It’s now June, and the majority of investment asset classes are either flat or slightly down year-to-date. A typical diversified or “balanced” portfolio has lost between 1% and 2% of its value in 2018 as stocks have moved sideways and interest rates have spiked higher.
This has prompted investors near or in retirement to begin wondering if they are alright. Let me be clear — YES! Downturns of 10% to 20% are normal, expected, and “baked-in” when we analyze a client’s retirement readiness. At only -1% or -2%, the market movement this year doesn’t really register on our list of potential long-term problems.

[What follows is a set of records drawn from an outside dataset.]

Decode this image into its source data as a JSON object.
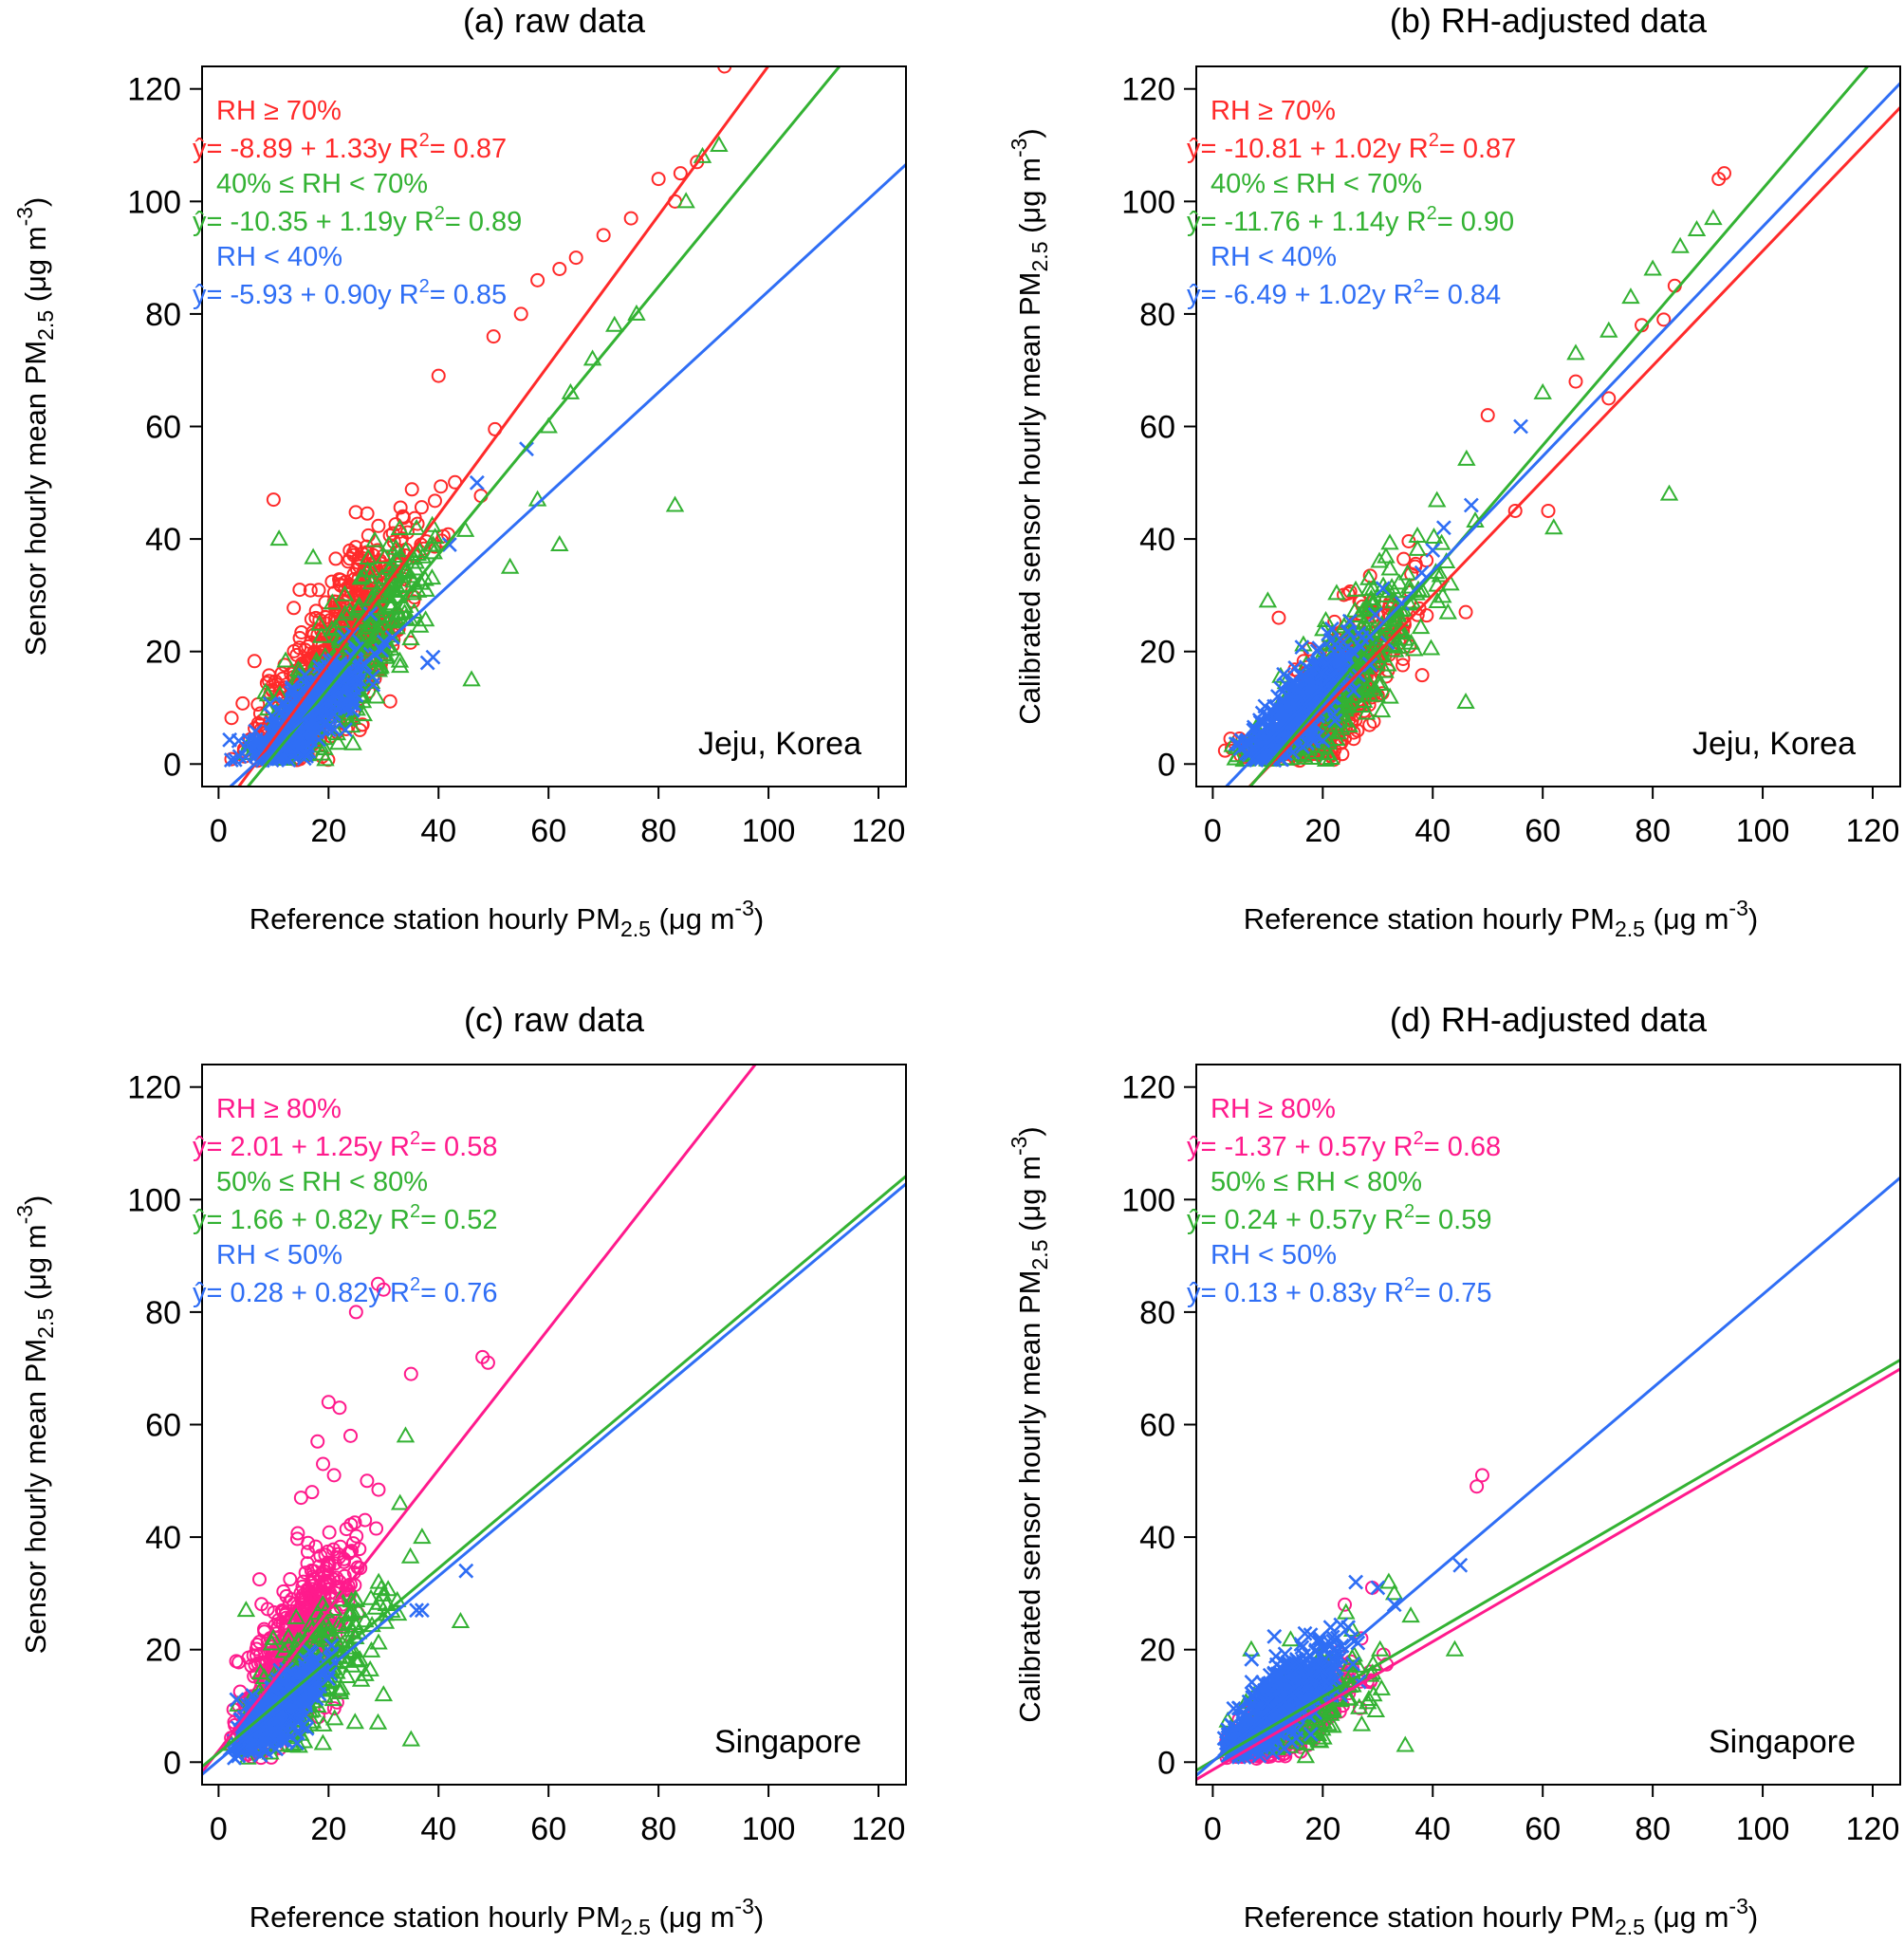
{
  "chart_data": [
    {
      "panel": "a",
      "type": "scatter",
      "title": "(a) raw data",
      "site": "Jeju, Korea",
      "xlabel": "Reference station hourly PM2.5 (μg m-3)",
      "ylabel": "Sensor hourly mean PM2.5 (μg m-3)",
      "xlim": [
        -3,
        125
      ],
      "ylim": [
        -4,
        124
      ],
      "xticks": [
        "0",
        "20",
        "40",
        "60",
        "80",
        "100",
        "120"
      ],
      "yticks": [
        "0",
        "20",
        "40",
        "60",
        "80",
        "100",
        "120"
      ],
      "series": [
        {
          "name": "RH ≥ 70%",
          "label": "RH ≥ 70%",
          "equation": "ŷ= -8.89 + 1.33y",
          "r2": "R²= 0.87",
          "intercept": -8.89,
          "slope": 1.33,
          "color": "#ff2a2a",
          "marker": "circle",
          "cloud": {
            "cx": 22,
            "sx": 7,
            "rho": 0.85,
            "n": 700
          },
          "extra": [
            [
              10,
              47
            ],
            [
              40,
              69
            ],
            [
              50,
              76
            ],
            [
              55,
              80
            ],
            [
              58,
              86
            ],
            [
              62,
              88
            ],
            [
              65,
              90
            ],
            [
              70,
              94
            ],
            [
              75,
              97
            ],
            [
              80,
              104
            ],
            [
              83,
              100
            ],
            [
              84,
              105
            ],
            [
              87,
              107
            ],
            [
              92,
              124
            ]
          ]
        },
        {
          "name": "40% ≤ RH < 70%",
          "label": "40% ≤ RH < 70%",
          "equation": "ŷ= -10.35 + 1.19y",
          "r2": "R²= 0.89",
          "intercept": -10.35,
          "slope": 1.19,
          "color": "#33b233",
          "marker": "triangle",
          "cloud": {
            "cx": 24,
            "sx": 8,
            "rho": 0.88,
            "n": 320
          },
          "extra": [
            [
              11,
              40
            ],
            [
              46,
              15
            ],
            [
              53,
              35
            ],
            [
              58,
              47
            ],
            [
              62,
              39
            ],
            [
              83,
              46
            ],
            [
              60,
              60
            ],
            [
              64,
              66
            ],
            [
              68,
              72
            ],
            [
              72,
              78
            ],
            [
              76,
              80
            ],
            [
              85,
              100
            ],
            [
              88,
              108
            ],
            [
              91,
              110
            ]
          ]
        },
        {
          "name": "RH < 40%",
          "label": "RH < 40%",
          "equation": "ŷ= -5.93 + 0.90y",
          "r2": "R²= 0.85",
          "intercept": -5.93,
          "slope": 0.9,
          "color": "#2f6ef5",
          "marker": "x",
          "cloud": {
            "cx": 16,
            "sx": 5,
            "rho": 0.85,
            "n": 400
          },
          "extra": [
            [
              38,
              18
            ],
            [
              39,
              19
            ],
            [
              42,
              39
            ],
            [
              47,
              50
            ],
            [
              56,
              56
            ]
          ]
        }
      ]
    },
    {
      "panel": "b",
      "type": "scatter",
      "title": "(b) RH-adjusted data",
      "site": "Jeju, Korea",
      "xlabel": "Reference station hourly PM2.5 (μg m-3)",
      "ylabel": "Calibrated sensor hourly mean PM2.5 (μg m-3)",
      "xlim": [
        -3,
        125
      ],
      "ylim": [
        -4,
        124
      ],
      "xticks": [
        "0",
        "20",
        "40",
        "60",
        "80",
        "100",
        "120"
      ],
      "yticks": [
        "0",
        "20",
        "40",
        "60",
        "80",
        "100",
        "120"
      ],
      "series": [
        {
          "name": "RH ≥ 70%",
          "label": "RH ≥ 70%",
          "equation": "ŷ= -10.81 + 1.02y",
          "r2": "R²= 0.87",
          "intercept": -10.81,
          "slope": 1.02,
          "color": "#ff2a2a",
          "marker": "circle",
          "cloud": {
            "cx": 22,
            "sx": 7,
            "rho": 0.85,
            "n": 500
          },
          "extra": [
            [
              12,
              26
            ],
            [
              46,
              27
            ],
            [
              50,
              62
            ],
            [
              55,
              45
            ],
            [
              61,
              45
            ],
            [
              66,
              68
            ],
            [
              72,
              65
            ],
            [
              78,
              78
            ],
            [
              82,
              79
            ],
            [
              84,
              85
            ],
            [
              92,
              104
            ],
            [
              93,
              105
            ]
          ]
        },
        {
          "name": "40% ≤ RH < 70%",
          "label": "40% ≤ RH < 70%",
          "equation": "ŷ= -11.76 + 1.14y",
          "r2": "R²= 0.90",
          "intercept": -11.76,
          "slope": 1.14,
          "color": "#33b233",
          "marker": "triangle",
          "cloud": {
            "cx": 24,
            "sx": 8,
            "rho": 0.88,
            "n": 320
          },
          "extra": [
            [
              10,
              29
            ],
            [
              46,
              11
            ],
            [
              62,
              42
            ],
            [
              83,
              48
            ],
            [
              60,
              66
            ],
            [
              66,
              73
            ],
            [
              72,
              77
            ],
            [
              76,
              83
            ],
            [
              80,
              88
            ],
            [
              85,
              92
            ],
            [
              88,
              95
            ],
            [
              91,
              97
            ]
          ]
        },
        {
          "name": "RH < 40%",
          "label": "RH < 40%",
          "equation": "ŷ= -6.49 + 1.02y",
          "r2": "R²= 0.84",
          "intercept": -6.49,
          "slope": 1.02,
          "color": "#2f6ef5",
          "marker": "x",
          "cloud": {
            "cx": 16,
            "sx": 5,
            "rho": 0.85,
            "n": 400
          },
          "extra": [
            [
              38,
              34
            ],
            [
              40,
              38
            ],
            [
              42,
              42
            ],
            [
              47,
              46
            ],
            [
              56,
              60
            ]
          ]
        }
      ]
    },
    {
      "panel": "c",
      "type": "scatter",
      "title": "(c) raw data",
      "site": "Singapore",
      "xlabel": "Reference station hourly PM2.5 (μg m-3)",
      "ylabel": "Sensor hourly mean PM2.5 (μg m-3)",
      "xlim": [
        -3,
        125
      ],
      "ylim": [
        -4,
        124
      ],
      "xticks": [
        "0",
        "20",
        "40",
        "60",
        "80",
        "100",
        "120"
      ],
      "yticks": [
        "0",
        "20",
        "40",
        "60",
        "80",
        "100",
        "120"
      ],
      "series": [
        {
          "name": "RH ≥ 80%",
          "label": "RH ≥ 80%",
          "equation": "ŷ= 2.01 + 1.25y",
          "r2": "R²= 0.58",
          "intercept": 2.01,
          "slope": 1.25,
          "color": "#ff1a8c",
          "marker": "circle",
          "cloud": {
            "cx": 14,
            "sx": 5,
            "rho": 0.7,
            "n": 650
          },
          "extra": [
            [
              29,
              85
            ],
            [
              30,
              84
            ],
            [
              25,
              80
            ],
            [
              35,
              69
            ],
            [
              48,
              72
            ],
            [
              49,
              71
            ],
            [
              20,
              64
            ],
            [
              22,
              63
            ],
            [
              24,
              58
            ],
            [
              18,
              57
            ],
            [
              19,
              53
            ],
            [
              21,
              51
            ],
            [
              27,
              50
            ],
            [
              15,
              47
            ],
            [
              17,
              48
            ]
          ]
        },
        {
          "name": "50% ≤ RH < 80%",
          "label": "50% ≤ RH < 80%",
          "equation": "ŷ= 1.66 + 0.82y",
          "r2": "R²= 0.52",
          "intercept": 1.66,
          "slope": 0.82,
          "color": "#33b233",
          "marker": "triangle",
          "cloud": {
            "cx": 17,
            "sx": 6,
            "rho": 0.7,
            "n": 260
          },
          "extra": [
            [
              35,
              4
            ],
            [
              44,
              25
            ],
            [
              34,
              58
            ],
            [
              33,
              46
            ],
            [
              37,
              40
            ],
            [
              30,
              12
            ],
            [
              29,
              7
            ],
            [
              5,
              27
            ]
          ]
        },
        {
          "name": "RH < 50%",
          "label": "RH < 50%",
          "equation": "ŷ= 0.28 + 0.82y",
          "r2": "R²= 0.76",
          "intercept": 0.28,
          "slope": 0.82,
          "color": "#2f6ef5",
          "marker": "x",
          "cloud": {
            "cx": 11,
            "sx": 4,
            "rho": 0.85,
            "n": 520
          },
          "extra": [
            [
              37,
              27
            ],
            [
              45,
              34
            ],
            [
              36,
              27
            ]
          ]
        }
      ]
    },
    {
      "panel": "d",
      "type": "scatter",
      "title": "(d) RH-adjusted data",
      "site": "Singapore",
      "xlabel": "Reference station hourly PM2.5 (μg m-3)",
      "ylabel": "Calibrated sensor hourly mean PM2.5 (μg m-3)",
      "xlim": [
        -3,
        125
      ],
      "ylim": [
        -4,
        124
      ],
      "xticks": [
        "0",
        "20",
        "40",
        "60",
        "80",
        "100",
        "120"
      ],
      "yticks": [
        "0",
        "20",
        "40",
        "60",
        "80",
        "100",
        "120"
      ],
      "series": [
        {
          "name": "RH ≥ 80%",
          "label": "RH ≥ 80%",
          "equation": "ŷ= -1.37 + 0.57y",
          "r2": "R²= 0.68",
          "intercept": -1.37,
          "slope": 0.57,
          "color": "#ff1a8c",
          "marker": "circle",
          "cloud": {
            "cx": 14,
            "sx": 5,
            "rho": 0.72,
            "n": 500
          },
          "extra": [
            [
              48,
              49
            ],
            [
              49,
              51
            ],
            [
              29,
              31
            ],
            [
              24,
              28
            ],
            [
              27,
              22
            ]
          ]
        },
        {
          "name": "50% ≤ RH < 80%",
          "label": "50% ≤ RH < 80%",
          "equation": "ŷ= 0.24 + 0.57y",
          "r2": "R²= 0.59",
          "intercept": 0.24,
          "slope": 0.57,
          "color": "#33b233",
          "marker": "triangle",
          "cloud": {
            "cx": 17,
            "sx": 6,
            "rho": 0.7,
            "n": 220
          },
          "extra": [
            [
              7,
              20
            ],
            [
              35,
              3
            ],
            [
              44,
              20
            ],
            [
              33,
              30
            ],
            [
              32,
              32
            ],
            [
              36,
              26
            ]
          ]
        },
        {
          "name": "RH < 50%",
          "label": "RH < 50%",
          "equation": "ŷ= 0.13 + 0.83y",
          "r2": "R²= 0.75",
          "intercept": 0.13,
          "slope": 0.83,
          "color": "#2f6ef5",
          "marker": "x",
          "cloud": {
            "cx": 12,
            "sx": 5,
            "rho": 0.8,
            "n": 560
          },
          "extra": [
            [
              45,
              35
            ],
            [
              26,
              32
            ],
            [
              30,
              31
            ],
            [
              33,
              28
            ]
          ]
        }
      ]
    }
  ]
}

Other investors are scanning their list of managers and assets and wondering if they should invest more in what has been performing well over the past year or so. This is precisely the opposite behavior an investor should be following. You should instead be asking what is down the most since that is where capital can be most profitably invested going forward. Meb Faber had a great discussion on his podcast this week about a similar conversation with one of his clients. Even sophisticated investors fall for this behavioral gap! Jump to minutes 4:20 through 9:00 at https://www.stitcher.com/ podcast/the-meb-faber-show/e/ 54695727
A number of clients have asked me in the past week for sources to learn more about investing, behavioral pitfalls, and how to become a better investor. Meb’s podcast (and his books) are a great start if the finer points of investing are something you want to learn more about.
As questions related to approaching retirement or investing (or any other planning matters) come to mind for you, I want to be certain you know that you can call anytime. In the past few weeks, clients have patiently navigated scheduling a time to call to discuss things that are on their mind. Please do whatever is most convenient for you; but know that without exception, all client phone calls are returned same-day, and there’s a good chance Patrick or I will be available when you first call, so don’t hesitate to give us a ring (or text/email)!
Last week, I promised to follow up on our “simple retirement” discussion by addressing the inflation component of generating retirement income. I prepped that for you this week, but want to take some time to illustrate the income approach clearly — it is slated for next Friday’s Weekly Observations.
Have a great weekend! I look forward to speaking with you soon.